Free advice is worth exactly what?
Posted on May 9th, 2011
About once a week, P falls asleep in the afternoon and wakes up around 9. Then she stays up til midnight (or last week’s 01:30). It’s miserable. I hate it.
People say, “Why don’t you just wake her up?” and I laugh, because there is no waking this child until she’s ready. Even daycare had a hell of a time rousing her, and that was in a chaotic and crazy classroom.
Today, she fell asleep at 4. This wasn’t unexpected, since we didn’t sleep well last night and we were up early. In an effort to guarantee sleep tonight, I took her on not one, but two excursions. She almost melted down in front of the grocery store, but recovered, and then I walked her home. We were both grumpy, but OK.
So faced with the peacefully sleeping child, knowing the chances were good she’d be up at 1 AM, I then I compounded my error by doing something crazy stupid: I ignored my instincts and I tried to wake her up. I tickled. I played the recorder. I bribed with food.
All I succeeded in doing was rousing her long enough for her to throw a screaming, irrational, mostly wordless (except for shrieks of “Go away! Go away!”) tantrum (like those of the early months of 3-years-old), where she tried to kick me (and succeeded many times). And then I went in the other room (read: bathroom, the only room with a door) for a few minutes, and when I came out, she was asleep again – and I now had a migraine.
So. Today’s lesson is that free advice is worth what you pay for it. I know my kid better than that, and I shouldn’t have attempted it. It was a stupid move.
UPDATE: She woke me up at 2. And at 4. (When I confused her and made coffee – then went back to bed.) And 4:45. And 5:30. And 6. I’d gone to bed at 9:30-ish, so honestly, even though I’m struggling to keep my eyes open right now, all I can think is “it could have been so much worse.”
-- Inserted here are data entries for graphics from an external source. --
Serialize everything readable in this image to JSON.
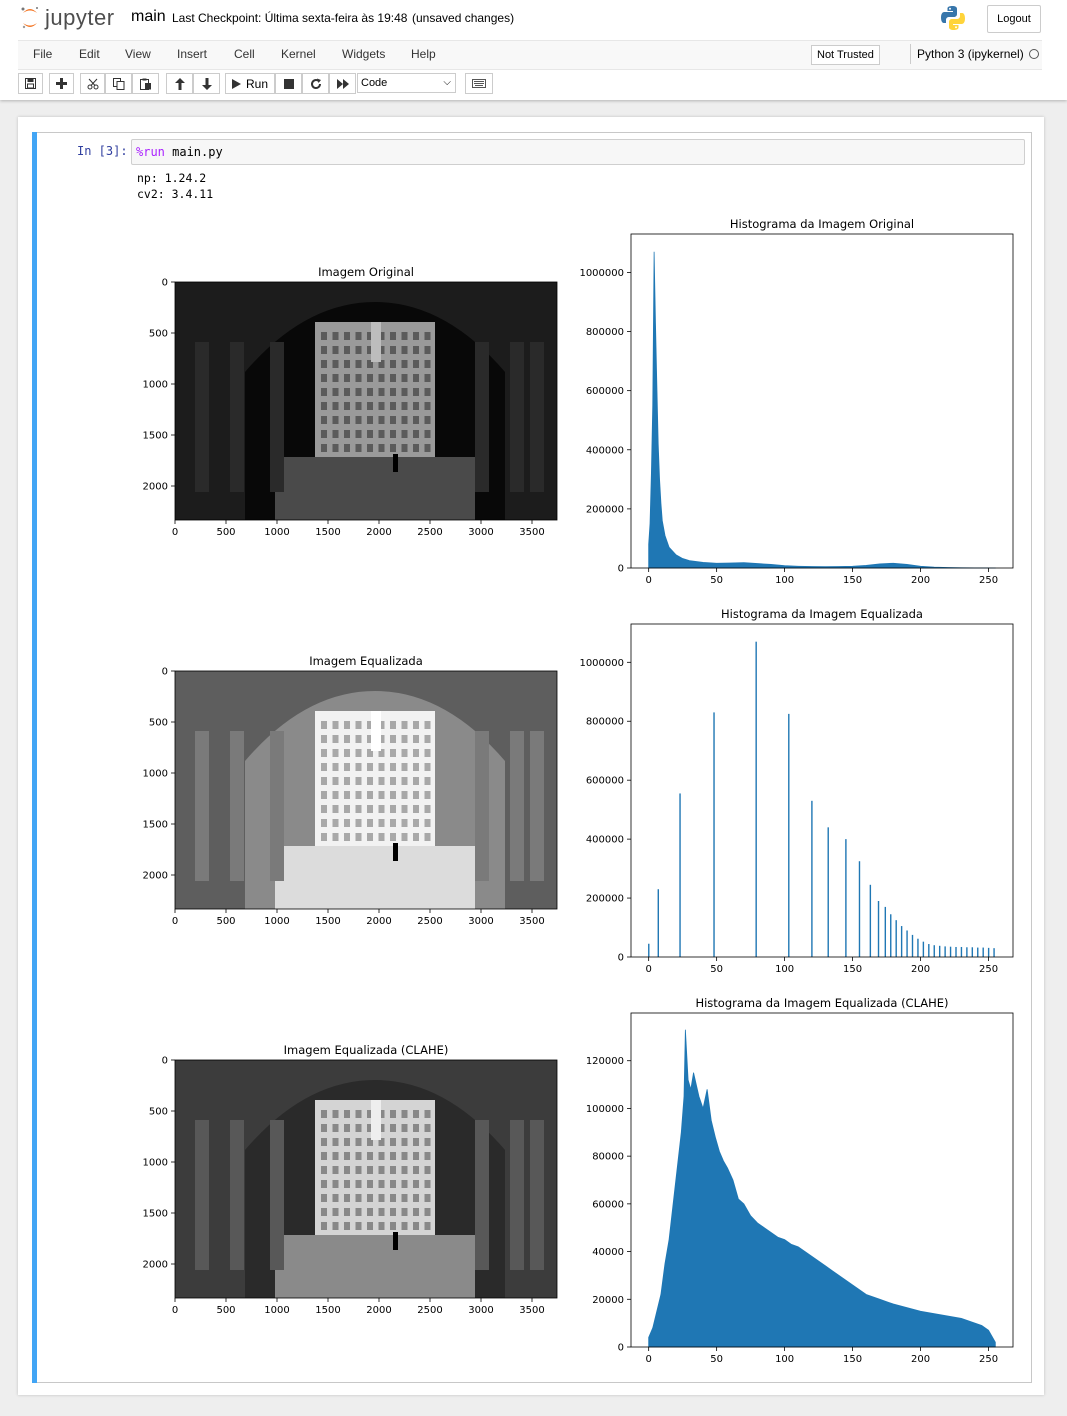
{
  "header": {
    "logo_text": "jupyter",
    "notebook_name": "main",
    "checkpoint": "Last Checkpoint: Última sexta-feira às 19:48",
    "autosave": "(unsaved changes)",
    "logout": "Logout"
  },
  "menu": {
    "items": [
      "File",
      "Edit",
      "View",
      "Insert",
      "Cell",
      "Kernel",
      "Widgets",
      "Help"
    ],
    "not_trusted": "Not Trusted",
    "kernel": "Python 3 (ipykernel)"
  },
  "toolbar": {
    "run_label": "Run",
    "cell_type": "Code",
    "icons": [
      "save-icon",
      "plus-icon",
      "cut-icon",
      "copy-icon",
      "paste-icon",
      "arrow-up-icon",
      "arrow-down-icon",
      "run-icon",
      "stop-icon",
      "restart-icon",
      "fast-forward-icon",
      "keyboard-icon"
    ]
  },
  "cell": {
    "prompt": "In [3]:",
    "code_magic": "%run",
    "code_rest": " main.py",
    "stdout": [
      "np: 1.24.2",
      "cv2: 3.4.11"
    ]
  },
  "chart_data": [
    {
      "type": "image",
      "title": "Imagem Original",
      "x_ticks": [
        "0",
        "500",
        "1000",
        "1500",
        "2000",
        "2500",
        "3000",
        "3500"
      ],
      "y_ticks": [
        "0",
        "500",
        "1000",
        "1500",
        "2000"
      ],
      "brightness": "dark"
    },
    {
      "type": "bar",
      "title": "Histograma da Imagem Original",
      "x_ticks": [
        "0",
        "50",
        "100",
        "150",
        "200",
        "250"
      ],
      "y_ticks": [
        "0",
        "200000",
        "400000",
        "600000",
        "800000",
        "1000000"
      ],
      "xlim": [
        -13,
        268
      ],
      "ylim": [
        0,
        1130000
      ],
      "color": "#1f77b4",
      "points": [
        [
          0,
          80000
        ],
        [
          1,
          150000
        ],
        [
          2,
          320000
        ],
        [
          3,
          550000
        ],
        [
          4,
          1070000
        ],
        [
          5,
          830000
        ],
        [
          6,
          620000
        ],
        [
          7,
          420000
        ],
        [
          8,
          300000
        ],
        [
          9,
          220000
        ],
        [
          10,
          160000
        ],
        [
          12,
          110000
        ],
        [
          15,
          70000
        ],
        [
          20,
          45000
        ],
        [
          25,
          32000
        ],
        [
          30,
          25000
        ],
        [
          40,
          19000
        ],
        [
          50,
          16000
        ],
        [
          60,
          17000
        ],
        [
          70,
          18000
        ],
        [
          80,
          15000
        ],
        [
          90,
          12000
        ],
        [
          100,
          8000
        ],
        [
          110,
          6000
        ],
        [
          120,
          5000
        ],
        [
          130,
          4500
        ],
        [
          140,
          5000
        ],
        [
          150,
          6000
        ],
        [
          160,
          9000
        ],
        [
          170,
          14000
        ],
        [
          180,
          16000
        ],
        [
          190,
          12000
        ],
        [
          200,
          6000
        ],
        [
          210,
          3000
        ],
        [
          220,
          1500
        ],
        [
          230,
          800
        ],
        [
          240,
          400
        ],
        [
          250,
          200
        ],
        [
          255,
          100
        ]
      ]
    },
    {
      "type": "image",
      "title": "Imagem Equalizada",
      "x_ticks": [
        "0",
        "500",
        "1000",
        "1500",
        "2000",
        "2500",
        "3000",
        "3500"
      ],
      "y_ticks": [
        "0",
        "500",
        "1000",
        "1500",
        "2000"
      ],
      "brightness": "bright"
    },
    {
      "type": "bar",
      "title": "Histograma da Imagem Equalizada",
      "x_ticks": [
        "0",
        "50",
        "100",
        "150",
        "200",
        "250"
      ],
      "y_ticks": [
        "0",
        "200000",
        "400000",
        "600000",
        "800000",
        "1000000"
      ],
      "xlim": [
        -13,
        268
      ],
      "ylim": [
        0,
        1130000
      ],
      "color": "#1f77b4",
      "points": [
        [
          0,
          45000
        ],
        [
          7,
          230000
        ],
        [
          23,
          555000
        ],
        [
          48,
          830000
        ],
        [
          79,
          1070000
        ],
        [
          103,
          825000
        ],
        [
          120,
          530000
        ],
        [
          132,
          440000
        ],
        [
          145,
          400000
        ],
        [
          155,
          325000
        ],
        [
          163,
          245000
        ],
        [
          169,
          190000
        ],
        [
          174,
          170000
        ],
        [
          178,
          145000
        ],
        [
          182,
          125000
        ],
        [
          186,
          105000
        ],
        [
          190,
          90000
        ],
        [
          194,
          75000
        ],
        [
          198,
          62000
        ],
        [
          202,
          52000
        ],
        [
          206,
          44000
        ],
        [
          210,
          40000
        ],
        [
          214,
          38000
        ],
        [
          218,
          36000
        ],
        [
          222,
          35000
        ],
        [
          226,
          34000
        ],
        [
          230,
          34000
        ],
        [
          234,
          33000
        ],
        [
          238,
          33000
        ],
        [
          242,
          32000
        ],
        [
          246,
          32000
        ],
        [
          250,
          31000
        ],
        [
          254,
          30000
        ]
      ]
    },
    {
      "type": "image",
      "title": "Imagem Equalizada (CLAHE)",
      "x_ticks": [
        "0",
        "500",
        "1000",
        "1500",
        "2000",
        "2500",
        "3000",
        "3500"
      ],
      "y_ticks": [
        "0",
        "500",
        "1000",
        "1500",
        "2000"
      ],
      "brightness": "medium"
    },
    {
      "type": "bar",
      "title": "Histograma da Imagem Equalizada (CLAHE)",
      "x_ticks": [
        "0",
        "50",
        "100",
        "150",
        "200",
        "250"
      ],
      "y_ticks": [
        "0",
        "20000",
        "40000",
        "60000",
        "80000",
        "100000",
        "120000"
      ],
      "xlim": [
        -13,
        268
      ],
      "ylim": [
        0,
        140000
      ],
      "color": "#1f77b4",
      "points": [
        [
          0,
          4000
        ],
        [
          3,
          8000
        ],
        [
          6,
          15000
        ],
        [
          9,
          22000
        ],
        [
          12,
          35000
        ],
        [
          15,
          45000
        ],
        [
          18,
          60000
        ],
        [
          21,
          75000
        ],
        [
          24,
          90000
        ],
        [
          26,
          105000
        ],
        [
          27,
          133000
        ],
        [
          29,
          112000
        ],
        [
          31,
          108000
        ],
        [
          33,
          115000
        ],
        [
          35,
          110000
        ],
        [
          37,
          105000
        ],
        [
          40,
          100000
        ],
        [
          43,
          108000
        ],
        [
          46,
          95000
        ],
        [
          49,
          88000
        ],
        [
          52,
          82000
        ],
        [
          55,
          78000
        ],
        [
          58,
          75000
        ],
        [
          62,
          70000
        ],
        [
          66,
          62000
        ],
        [
          70,
          60000
        ],
        [
          75,
          55000
        ],
        [
          80,
          52000
        ],
        [
          85,
          50000
        ],
        [
          90,
          48000
        ],
        [
          95,
          46000
        ],
        [
          100,
          45000
        ],
        [
          105,
          43000
        ],
        [
          110,
          42000
        ],
        [
          115,
          40000
        ],
        [
          120,
          38000
        ],
        [
          125,
          36000
        ],
        [
          130,
          34000
        ],
        [
          135,
          32000
        ],
        [
          140,
          30000
        ],
        [
          145,
          28000
        ],
        [
          150,
          26000
        ],
        [
          155,
          24000
        ],
        [
          160,
          22000
        ],
        [
          170,
          20000
        ],
        [
          180,
          18000
        ],
        [
          190,
          16500
        ],
        [
          200,
          15000
        ],
        [
          210,
          14000
        ],
        [
          220,
          13000
        ],
        [
          230,
          12000
        ],
        [
          240,
          10000
        ],
        [
          245,
          9000
        ],
        [
          250,
          7000
        ],
        [
          253,
          4000
        ],
        [
          255,
          2000
        ]
      ]
    }
  ]
}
What’s her pediatrician say about her odd sleep habits?
My friend’s munchkin was a notorious insomniac. I once babysat for her overnight so she could go out to a late-night party, even though it was on a work night for me. This was when I was like 23, child free and often stayed out late at bars and went to work the next morning at 8 am. Yeah, her kid kicked my ass. When she got home at 3am, she found her kid (literally) jumping up and down on her bed and me curled into a defeated ball on the couch, half asleep and half in tears: “Your child does not sleep!” They ended up with a whole series of sleep studies and whatnot, and it was just something she had to grow out of. I was like, OMG chloroform, seriously.
I’ll probably ask her pediatrician when we go for the 4 year appointment (crazy – 4 years?!). I suspect it’s fairly normal for her – both M and I have regular wake/sleep cycles that occasionally go haywire (probably not once a week, but maybe once every two weeks?). Until I was in my 20s, I couldn’t easily be roused from sleep, either, and would have entire conversations with people, while asleep, where I apparently seemed rather lucid. I have no memory of them.
Ever since I read the “Parenting your Spirited Child” book I’ve realize how many of P’s (annoying) personality traits are actually traits both M and I have – and probably make us hard to live with, too. It’s made me a lot more sympathetic than I used to be.
There are those nights, though, where I really wish I could give her kiddie Ambien!
My mother’s one piece of parenting advice was, “Never wake a sleeping child, never kick a barking dog.” J had some pretty weird sleep rhythms when he was P’s age, but school helped to get them more regular. We still have the occasional all-nighter, but only once or twice a year.
I think of the rhyme from Little Boy Blue, come blow your horn, the sheep are in the meadow and the cows in the corn.
Shall I wake him? Noooo, not I. If you do, he’s sure to cry!!!